Stock Futures Flat; Time to Sell Short Duration Puts?
Earnings season "surprise risks" can be mitigated by selling puts on SPY, DIA, IWM
By Donald E. L. Johnson
Speculator
Dow Jones 30 Industrials (DIA) and S&P 500 (SPY) futures are looking a bit bullish for Tuesday while NASDAQ (QQQ) futures are a bit bearish. CNBC.Com.
That has me thinking I need to be a bit risk averse in trading covered calls and selling cash secured puts this week.
While both of these trades are meant to generate income, selling covered calls is a bit bearish and a tiny hedge against a market or stock dip, selling cash secured puts (CSP) is a bullish trade.

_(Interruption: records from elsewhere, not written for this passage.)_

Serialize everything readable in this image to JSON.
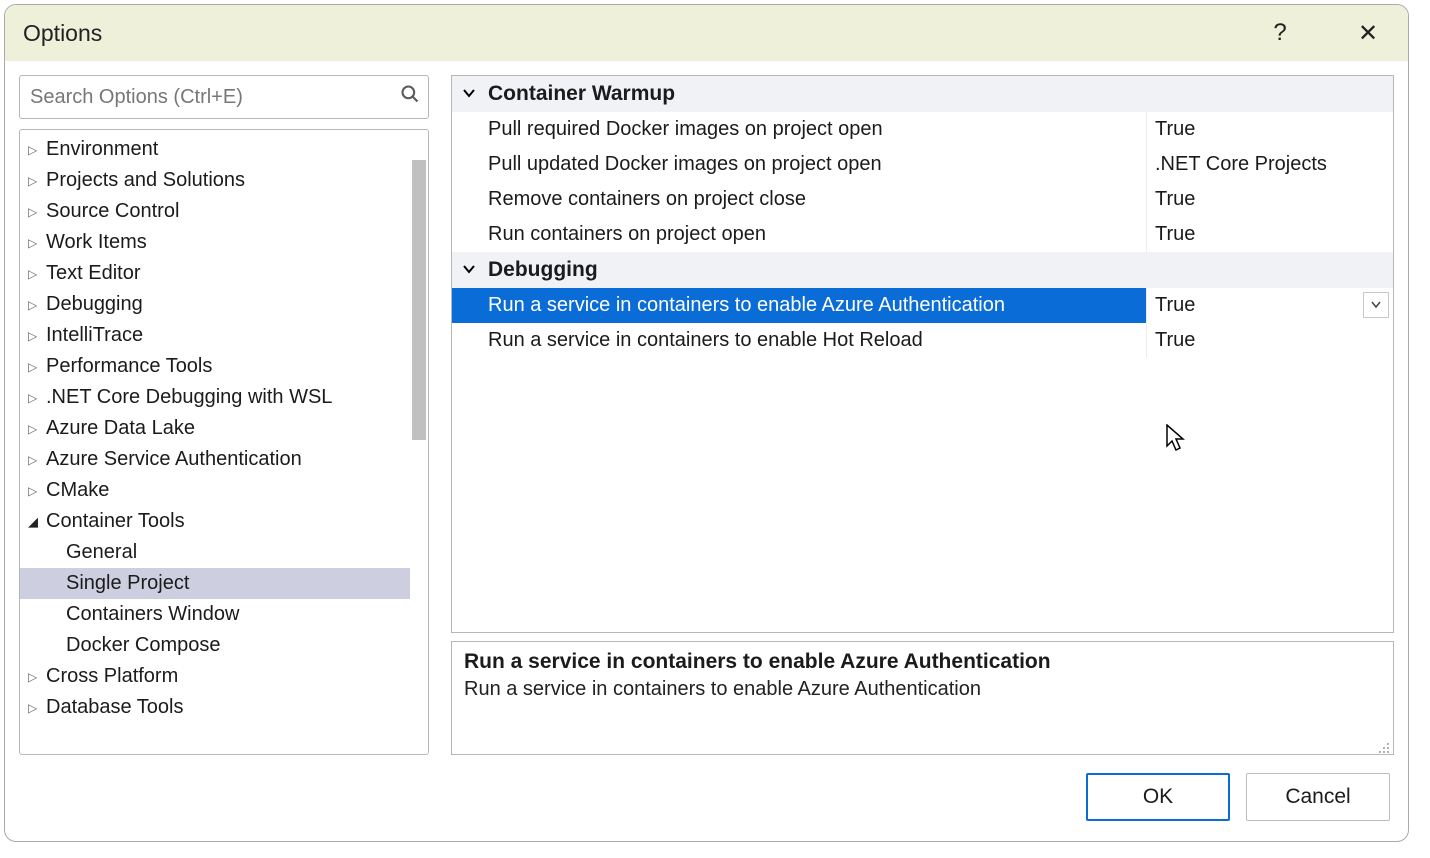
{
  "window": {
    "title": "Options",
    "help_tooltip": "?",
    "close_tooltip": "✕"
  },
  "search": {
    "placeholder": "Search Options (Ctrl+E)"
  },
  "tree": [
    {
      "label": "Environment",
      "kind": "collapsed"
    },
    {
      "label": "Projects and Solutions",
      "kind": "collapsed"
    },
    {
      "label": "Source Control",
      "kind": "collapsed"
    },
    {
      "label": "Work Items",
      "kind": "collapsed"
    },
    {
      "label": "Text Editor",
      "kind": "collapsed"
    },
    {
      "label": "Debugging",
      "kind": "collapsed"
    },
    {
      "label": "IntelliTrace",
      "kind": "collapsed"
    },
    {
      "label": "Performance Tools",
      "kind": "collapsed"
    },
    {
      "label": ".NET Core Debugging with WSL",
      "kind": "collapsed"
    },
    {
      "label": "Azure Data Lake",
      "kind": "collapsed"
    },
    {
      "label": "Azure Service Authentication",
      "kind": "collapsed"
    },
    {
      "label": "CMake",
      "kind": "collapsed"
    },
    {
      "label": "Container Tools",
      "kind": "expanded"
    },
    {
      "label": "General",
      "kind": "child"
    },
    {
      "label": "Single Project",
      "kind": "child",
      "selected": true
    },
    {
      "label": "Containers Window",
      "kind": "child"
    },
    {
      "label": "Docker Compose",
      "kind": "child"
    },
    {
      "label": "Cross Platform",
      "kind": "collapsed"
    },
    {
      "label": "Database Tools",
      "kind": "collapsed"
    }
  ],
  "propertygrid": {
    "categories": [
      {
        "name": "Container Warmup",
        "rows": [
          {
            "label": "Pull required Docker images on project open",
            "value": "True"
          },
          {
            "label": "Pull updated Docker images on project open",
            "value": ".NET Core Projects"
          },
          {
            "label": "Remove containers on project close",
            "value": "True"
          },
          {
            "label": "Run containers on project open",
            "value": "True"
          }
        ]
      },
      {
        "name": "Debugging",
        "rows": [
          {
            "label": "Run a service in containers to enable Azure Authentication",
            "value": "True",
            "selected": true,
            "dropdown": true
          },
          {
            "label": "Run a service in containers to enable Hot Reload",
            "value": "True"
          }
        ]
      }
    ]
  },
  "description": {
    "title": "Run a service in containers to enable Azure Authentication",
    "text": "Run a service in containers to enable Azure Authentication"
  },
  "buttons": {
    "ok": "OK",
    "cancel": "Cancel"
  }
}
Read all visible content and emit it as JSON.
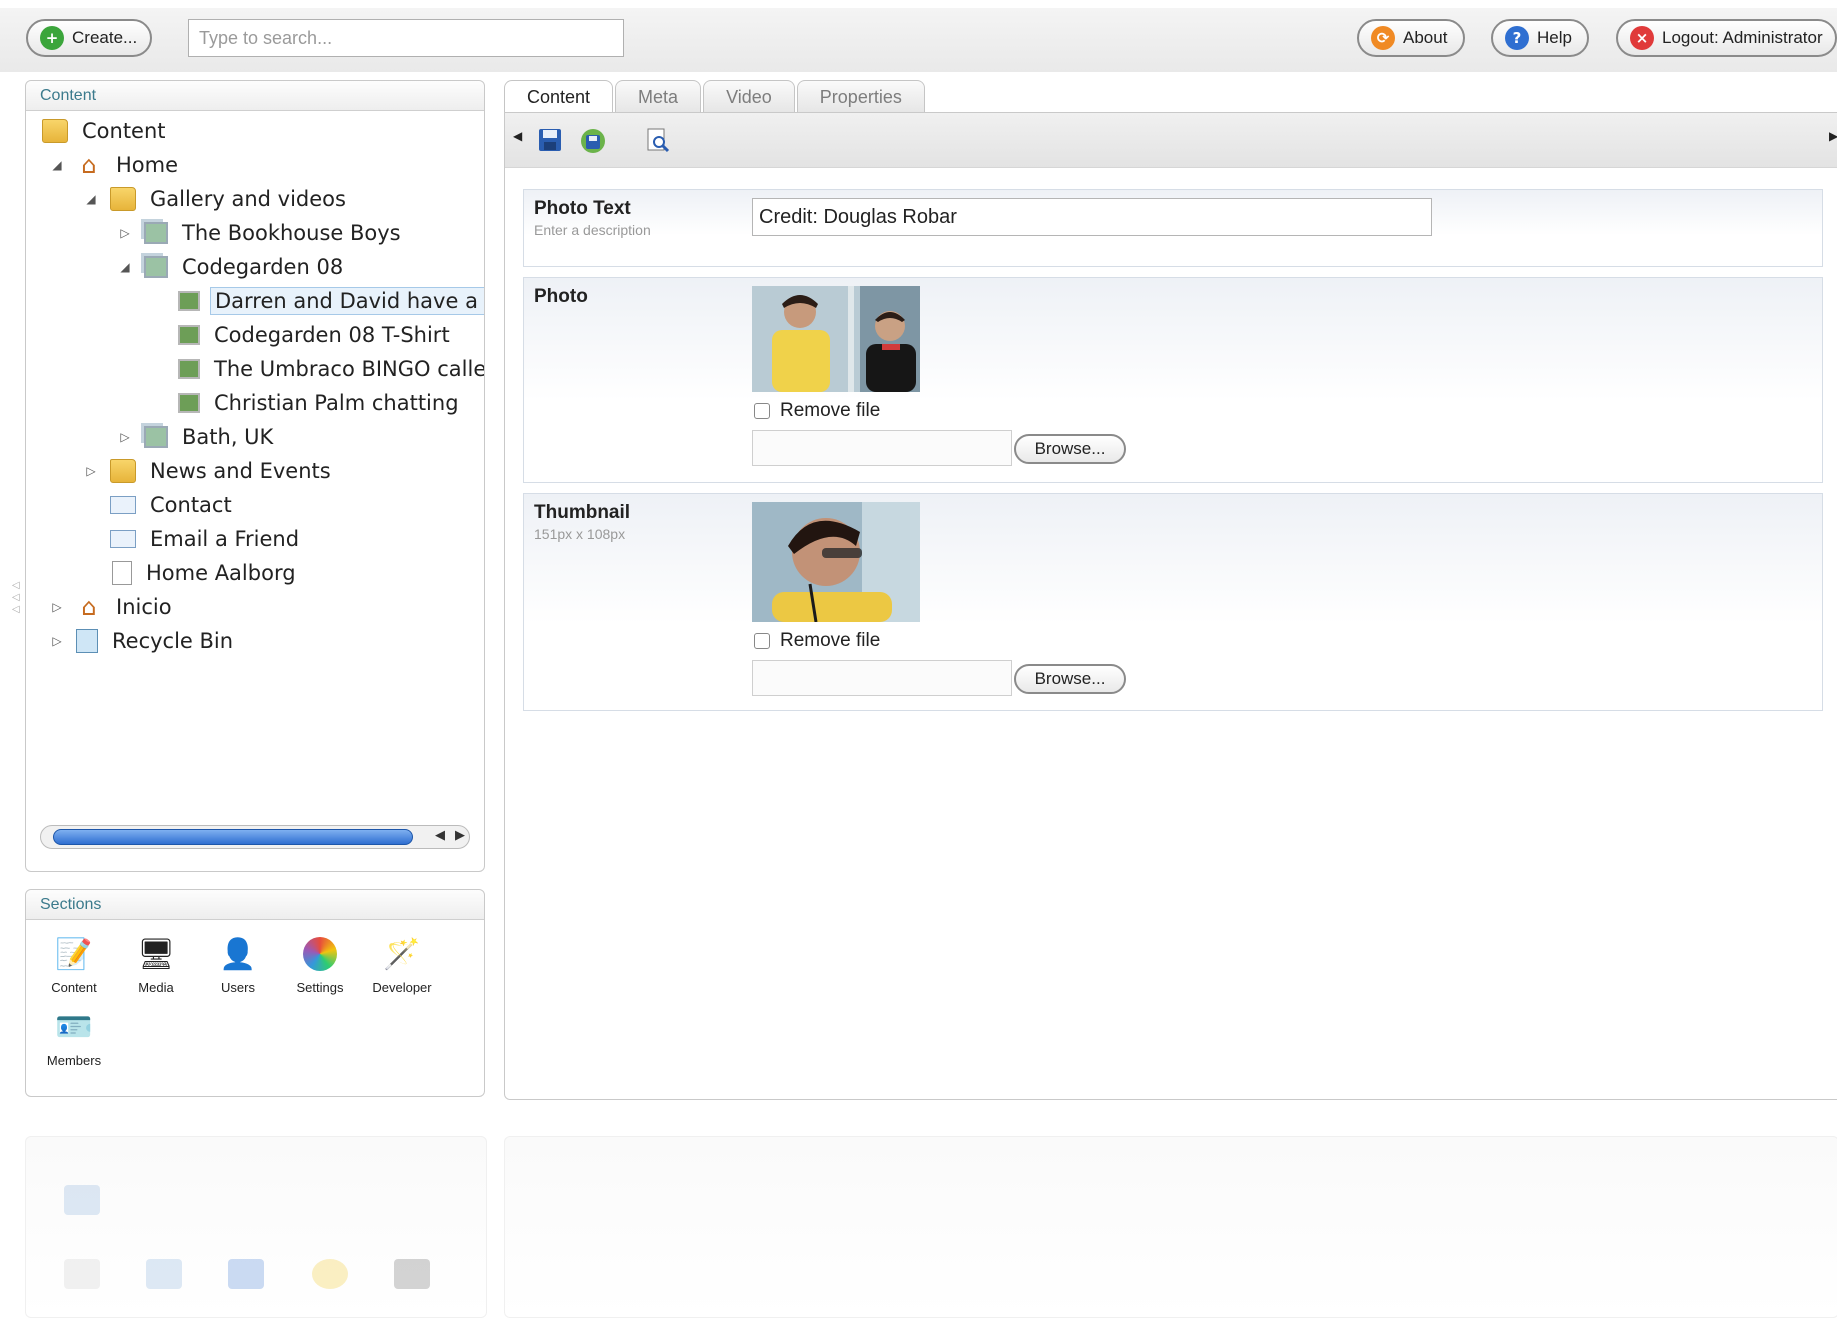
{
  "topbar": {
    "create_label": "Create...",
    "search_placeholder": "Type to search...",
    "about_label": "About",
    "help_label": "Help",
    "logout_label": "Logout: Administrator"
  },
  "content_panel": {
    "title": "Content",
    "tree": [
      {
        "label": "Content",
        "icon": "folder-icon",
        "toggle": ""
      },
      {
        "label": "Home",
        "icon": "home-icon",
        "toggle": "expanded"
      },
      {
        "label": "Gallery and videos",
        "icon": "folder-icon",
        "toggle": "expanded"
      },
      {
        "label": "The Bookhouse Boys",
        "icon": "gallery-icon",
        "toggle": "collapsed"
      },
      {
        "label": "Codegarden 08",
        "icon": "gallery-icon",
        "toggle": "expanded"
      },
      {
        "label": "Darren and David have a ch",
        "icon": "photo-icon",
        "toggle": "",
        "selected": true
      },
      {
        "label": "Codegarden 08 T-Shirt",
        "icon": "photo-icon",
        "toggle": ""
      },
      {
        "label": "The Umbraco BINGO callers",
        "icon": "photo-icon",
        "toggle": ""
      },
      {
        "label": "Christian Palm chatting",
        "icon": "photo-icon",
        "toggle": ""
      },
      {
        "label": "Bath, UK",
        "icon": "gallery-icon",
        "toggle": "collapsed"
      },
      {
        "label": "News and Events",
        "icon": "folder-icon",
        "toggle": "collapsed"
      },
      {
        "label": "Contact",
        "icon": "mail-icon",
        "toggle": ""
      },
      {
        "label": "Email a Friend",
        "icon": "mail-forward-icon",
        "toggle": ""
      },
      {
        "label": "Home Aalborg",
        "icon": "document-icon",
        "toggle": ""
      },
      {
        "label": "Inicio",
        "icon": "home-icon",
        "toggle": "collapsed"
      },
      {
        "label": "Recycle Bin",
        "icon": "recycle-bin-icon",
        "toggle": "collapsed"
      }
    ]
  },
  "sections_panel": {
    "title": "Sections",
    "items": [
      {
        "label": "Content",
        "icon": "pencil-page-icon"
      },
      {
        "label": "Media",
        "icon": "monitor-icon"
      },
      {
        "label": "Users",
        "icon": "user-icon"
      },
      {
        "label": "Settings",
        "icon": "color-wheel-icon"
      },
      {
        "label": "Developer",
        "icon": "magic-wand-icon"
      },
      {
        "label": "Members",
        "icon": "member-card-icon"
      }
    ]
  },
  "editor": {
    "tabs": [
      {
        "label": "Content",
        "active": true
      },
      {
        "label": "Meta",
        "active": false
      },
      {
        "label": "Video",
        "active": false
      },
      {
        "label": "Properties",
        "active": false
      }
    ],
    "toolbar": {
      "icons": [
        "save-icon",
        "save-publish-icon",
        "preview-icon"
      ]
    },
    "photo_text": {
      "title": "Photo Text",
      "description": "Enter a description",
      "value": "Credit: Douglas Robar"
    },
    "photo": {
      "title": "Photo",
      "remove_label": "Remove file",
      "browse_label": "Browse..."
    },
    "thumbnail": {
      "title": "Thumbnail",
      "description": "151px x 108px",
      "remove_label": "Remove file",
      "browse_label": "Browse..."
    }
  },
  "colors": {
    "panel_title": "#3b7a8c",
    "selection_bg": "#e8f2fb",
    "scroll_thumb": "#2f6fd1",
    "about_icon": "#f08a24",
    "help_icon": "#2f6fd1",
    "logout_icon": "#e03a3a",
    "create_icon": "#3ba53b"
  }
}
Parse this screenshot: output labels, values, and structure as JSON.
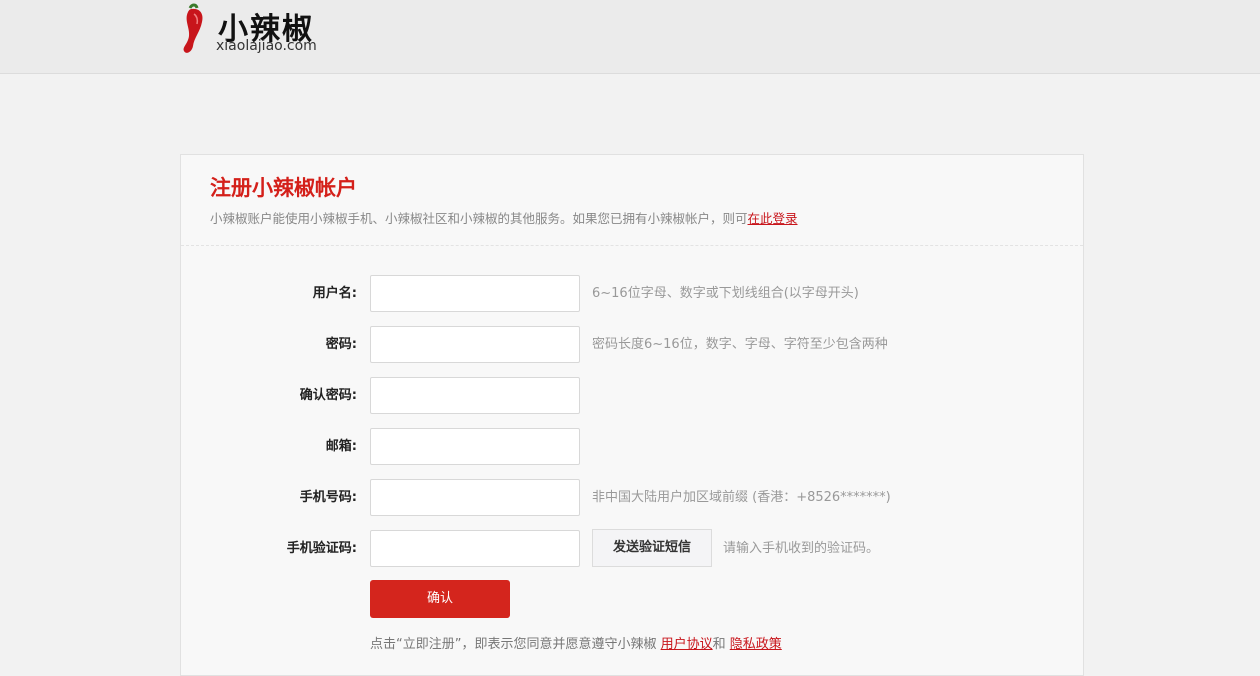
{
  "header": {
    "logo_cn": "小辣椒",
    "logo_en": "xiaolajiao.com"
  },
  "panel": {
    "title": "注册小辣椒帐户",
    "description": "小辣椒账户能使用小辣椒手机、小辣椒社区和小辣椒的其他服务。如果您已拥有小辣椒帐户，则可",
    "login_link": "在此登录"
  },
  "form": {
    "username": {
      "label": "用户名:",
      "value": "",
      "hint": "6~16位字母、数字或下划线组合(以字母开头)"
    },
    "password": {
      "label": "密码:",
      "value": "",
      "hint": "密码长度6~16位，数字、字母、字符至少包含两种"
    },
    "confirm_password": {
      "label": "确认密码:",
      "value": "",
      "hint": ""
    },
    "email": {
      "label": "邮箱:",
      "value": "",
      "hint": ""
    },
    "phone": {
      "label": "手机号码:",
      "value": "",
      "hint": "非中国大陆用户加区域前缀 (香港：+8526*******)"
    },
    "sms_code": {
      "label": "手机验证码:",
      "value": "",
      "button": "发送验证短信",
      "hint": "请输入手机收到的验证码。"
    },
    "submit_label": "确认"
  },
  "agreement": {
    "prefix": "点击“立即注册”，即表示您同意并愿意遵守小辣椒 ",
    "terms_link": "用户协议",
    "middle": "和 ",
    "privacy_link": "隐私政策"
  },
  "colors": {
    "brand_red": "#d4251d",
    "link_red": "#c8151b"
  }
}
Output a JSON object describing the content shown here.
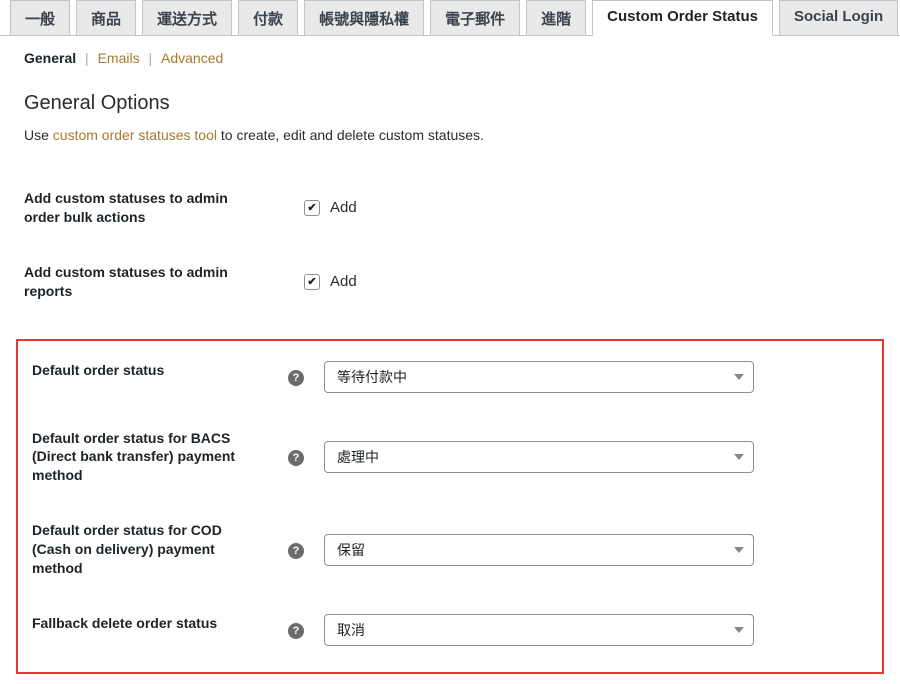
{
  "tabs": [
    {
      "label": "一般",
      "active": false
    },
    {
      "label": "商品",
      "active": false
    },
    {
      "label": "運送方式",
      "active": false
    },
    {
      "label": "付款",
      "active": false
    },
    {
      "label": "帳號與隱私權",
      "active": false
    },
    {
      "label": "電子郵件",
      "active": false
    },
    {
      "label": "進階",
      "active": false
    },
    {
      "label": "Custom Order Status",
      "active": true
    },
    {
      "label": "Social Login",
      "active": false
    }
  ],
  "subnav": {
    "general": "General",
    "emails": "Emails",
    "advanced": "Advanced"
  },
  "section_title": "General Options",
  "intro": {
    "prefix": "Use ",
    "link": "custom order statuses tool",
    "suffix": " to create, edit and delete custom statuses."
  },
  "fields": {
    "bulk_actions": {
      "label": "Add custom statuses to admin order bulk actions",
      "checkbox_label": "Add",
      "checked": true
    },
    "reports": {
      "label": "Add custom statuses to admin reports",
      "checkbox_label": "Add",
      "checked": true
    },
    "default_status": {
      "label": "Default order status",
      "value": "等待付款中"
    },
    "default_bacs": {
      "label": "Default order status for BACS (Direct bank transfer) payment method",
      "value": "處理中"
    },
    "default_cod": {
      "label": "Default order status for COD (Cash on delivery) payment method",
      "value": "保留"
    },
    "fallback": {
      "label": "Fallback delete order status",
      "value": "取消"
    }
  }
}
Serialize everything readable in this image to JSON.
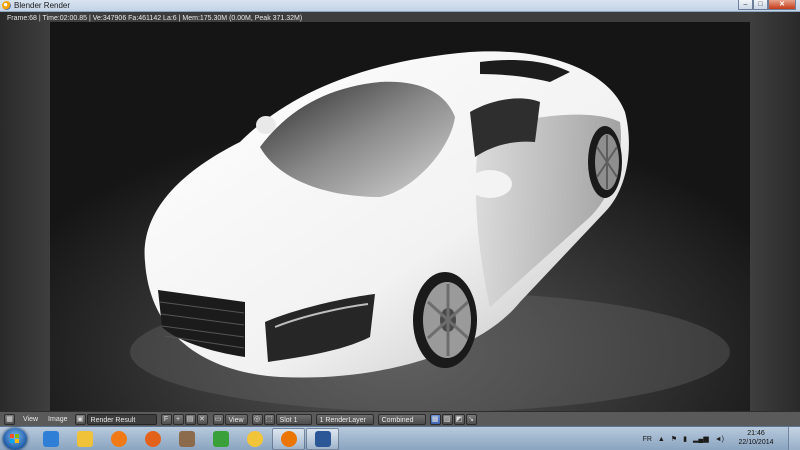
{
  "window": {
    "title": "Blender Render",
    "buttons": {
      "minimize": "–",
      "maximize": "□",
      "close": "✕"
    }
  },
  "render": {
    "stats": "Frame:68 | Time:02:00.85 | Ve:347906 Fa:461142 La:6 | Mem:175.30M (0.00M, Peak 371.32M)"
  },
  "header": {
    "menu_view": "View",
    "menu_image": "Image",
    "image_name": "Render Result",
    "fake_user_label": "F",
    "view_menu": "View",
    "slot": "Slot 1",
    "render_layer": "1 RenderLayer",
    "pass": "Combined"
  },
  "taskbar": {
    "apps": [
      {
        "name": "internet-explorer-icon",
        "color": "#2f7fd6"
      },
      {
        "name": "file-explorer-icon",
        "color": "#f0c23a"
      },
      {
        "name": "media-player-icon",
        "color": "#f07a15"
      },
      {
        "name": "firefox-icon",
        "color": "#e2621b"
      },
      {
        "name": "game-app-icon",
        "color": "#8c6a4c"
      },
      {
        "name": "app-green-icon",
        "color": "#3aa13a"
      },
      {
        "name": "app-yellow-icon",
        "color": "#f2c43a"
      },
      {
        "name": "blender-icon",
        "color": "#ea7600"
      },
      {
        "name": "word-icon",
        "color": "#2b5797"
      }
    ],
    "language": "FR",
    "time": "21:46",
    "date": "22/10/2014"
  }
}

This is because when you sell a put contract for 100 shares, you make a contract to buy the stock or ETF at the strike price if the price of the equity is below the strike when the options contract expires.
I try to limit the number of stocks and ETFs on which I sell covered calls and CSPs. But I also believe every trade should be a small one to limit risks. And I like to have more than a dozen equities in my options portfolio to diversify risks. I often do 40 to 50 or more options trades a month. On a stock like CAT, I may do four or five weekly trades puts and/or calls trades a month.
To find stocks, I look for companies recommended as good stock picks by services like Valuentum.com.
Valuentum has rating system (VBI under 3 or 4 is a sell, over 7 is a buy). It also publish its fair value estimate (FVE).
Here is a note I wrote myself last night about some puts sales I might do this week:
1.19.22. Sell short duration puts on EBAY, FAST, FDX (VBI=8. FVE $295 $236-$354). FFIV fve=$204. $163-$245. VBI = 7. GD FVE=$173 $138-$208. VBI=7. KLAC fve=$390. $312-$468. VBI=7. LRCX Lam Research. fve=$633. $506-$760. VBI =7. MU fve=$79. $55-$103. VBI 7. NOC fve=$329 ($255-$403.). VBI= 7. T fve $35. $28-$42. VBI =7. VZ fve=$64. $51-$77. VBI= 7. VZ has huge debt.
We are in earnings season, so I may limit my risks by selling puts on index ETFs like SPY, DIA, IWM. The returns will be lower than they are on individual stocks, but the risks also will be lower.
For me, short duration can be one (three days this week) or two weeks. Expirations are on Fridays for most of my stocks. Some durations are monthly. This month’s monthlies expire this week on Friday, January 21.
Most books on options trading advise trading 45-day or longer puts contracts, but with the market correcting, I want more visibility about what a stock will do, so I’m doing short durations now.
Because the markets are dipping and many stocks are correcting, I’m selling 3-day and 10-day durationputs at strikes 8% to 20% below their current prices. If I can get good premium prices at those strikes, I’ll check longer durations or just move on to another possible trade.
Disclosure: I own or have options positions on CAT, FDX, T and VZ.
Beware: I am not a certified stock analyst nor a financial advisor. I’m an independent speculator. I don’t take responsibility for how or when others trade.
I closed about 25 CSP positions and a few covered calls and other options positions this morning, most at smaller than planned profits. As a result, I've unloaded a lot of risk and set myself up for trying again when the markets settle down a bit. The Omicron situation is not getting much better in the U.S. and looks like it will get worse abroad, making supply chain problems tough to solve. Wall Street is talking about a half point hike in interest rates to start fighting inflation. That would be a good move, but the market doesn't like it. Labor shortages persist, and a lot of us vulnerable seniors are socially isolating like it was 2020. Biden and Democrats are campaigning to lose next November, and the GOP is fighting just as hard to help Democrats win. They're saying and doing crazy things, and it's all about them, not America.
Correction: I'm an independent speculator.